D’autres thérapies sont déployées récemment pour les nodules bénins, comme le traitement par laser, qui implique une anesthésie locale et l’introduction d’une sonde dans le nodule visé sous guidage échographique.19 Finalement, le traitement par HIFU («high intensity focused ultrasound») est une nouvelle thérapie innovante qui consiste à délivrer de façon non invasive une énergie ultrasonique amplifiée et focalisée sur la région d’intérêt (nodule bénin) qui sera détruit par la haute température provoquée par cette énergie.20
Finalement, les goitres de type Basedowien ou multinodulaire toxique peuvent être traités par l’iode radioactif ou par la chirurgie, à savoir que la thérapie médicamenteuse par les antithyroïdiens de synthèse reste la première ligne thérapeutique pour la maladie de Basedow.
Conclusion
Le goitre thyroïdien reste une maladie fréquente. La carence en iode ainsi que les maladies auto-immunes et les nodules (toxiques, non-toxiques ou cancéreux) sont les causes les plus fréquentes de goitre.

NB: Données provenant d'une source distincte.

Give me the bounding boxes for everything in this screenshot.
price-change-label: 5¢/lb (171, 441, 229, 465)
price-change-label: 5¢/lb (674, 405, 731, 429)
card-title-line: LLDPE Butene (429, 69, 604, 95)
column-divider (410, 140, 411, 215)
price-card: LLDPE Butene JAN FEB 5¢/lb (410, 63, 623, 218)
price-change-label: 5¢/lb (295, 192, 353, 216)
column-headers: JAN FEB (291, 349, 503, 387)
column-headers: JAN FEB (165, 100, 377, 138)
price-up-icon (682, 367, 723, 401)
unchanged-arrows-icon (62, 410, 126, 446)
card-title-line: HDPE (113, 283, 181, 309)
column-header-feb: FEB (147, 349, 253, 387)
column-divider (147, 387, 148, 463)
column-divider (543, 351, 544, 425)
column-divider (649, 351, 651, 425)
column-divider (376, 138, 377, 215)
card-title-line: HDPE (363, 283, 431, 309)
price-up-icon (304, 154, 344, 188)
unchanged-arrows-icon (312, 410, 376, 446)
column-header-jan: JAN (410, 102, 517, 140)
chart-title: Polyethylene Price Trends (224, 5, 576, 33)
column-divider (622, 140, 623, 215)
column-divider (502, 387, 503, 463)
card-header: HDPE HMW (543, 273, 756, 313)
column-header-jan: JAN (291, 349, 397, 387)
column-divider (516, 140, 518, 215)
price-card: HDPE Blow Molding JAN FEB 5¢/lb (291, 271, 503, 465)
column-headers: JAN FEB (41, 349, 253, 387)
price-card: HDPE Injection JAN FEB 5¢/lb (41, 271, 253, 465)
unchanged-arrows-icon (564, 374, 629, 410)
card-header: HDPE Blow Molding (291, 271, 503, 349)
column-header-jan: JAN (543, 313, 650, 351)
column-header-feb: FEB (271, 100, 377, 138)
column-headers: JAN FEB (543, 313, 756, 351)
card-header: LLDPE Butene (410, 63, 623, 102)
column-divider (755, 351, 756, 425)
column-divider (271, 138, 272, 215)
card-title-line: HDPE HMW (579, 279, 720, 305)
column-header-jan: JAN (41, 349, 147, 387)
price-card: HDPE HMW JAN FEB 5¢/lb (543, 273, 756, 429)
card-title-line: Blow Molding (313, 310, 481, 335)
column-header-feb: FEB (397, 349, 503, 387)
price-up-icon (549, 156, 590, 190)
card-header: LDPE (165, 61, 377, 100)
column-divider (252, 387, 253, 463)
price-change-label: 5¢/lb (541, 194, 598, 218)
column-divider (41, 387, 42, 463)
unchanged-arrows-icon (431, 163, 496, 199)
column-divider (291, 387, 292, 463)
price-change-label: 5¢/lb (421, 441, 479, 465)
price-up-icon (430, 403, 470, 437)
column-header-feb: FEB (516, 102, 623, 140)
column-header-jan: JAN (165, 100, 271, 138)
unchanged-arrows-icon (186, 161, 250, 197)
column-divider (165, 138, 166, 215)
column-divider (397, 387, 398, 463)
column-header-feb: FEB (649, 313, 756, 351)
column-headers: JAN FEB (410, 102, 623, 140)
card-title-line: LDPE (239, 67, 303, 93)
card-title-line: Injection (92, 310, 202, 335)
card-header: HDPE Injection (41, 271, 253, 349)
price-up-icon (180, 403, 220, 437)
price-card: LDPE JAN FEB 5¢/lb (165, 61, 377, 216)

La démarche diagnostique face à un goitre thyroïdien comprend l’examen clinique, le bilan biologie et l’imagerie. Le traitement de GMN par l’iode radioactif précédé de la TSH recombinante est assez encourageant, surtout chez les personnes âgées avec des comorbidités importantes, et en cas de refus ou de non-éligibilité à la chirurgie, ainsi que dans les régions endémiques. Le traitement par laser et HIFU sont des nouvelles thérapies promettantes, qui ne doivent être effectuées que par des opérateurs expérimentés et seulement dans le cas des nodules thyroïdiens prouvés bénins. Enfin, la préférence des patients pour une alternative non chirurgicale doit toujours être prise en considération.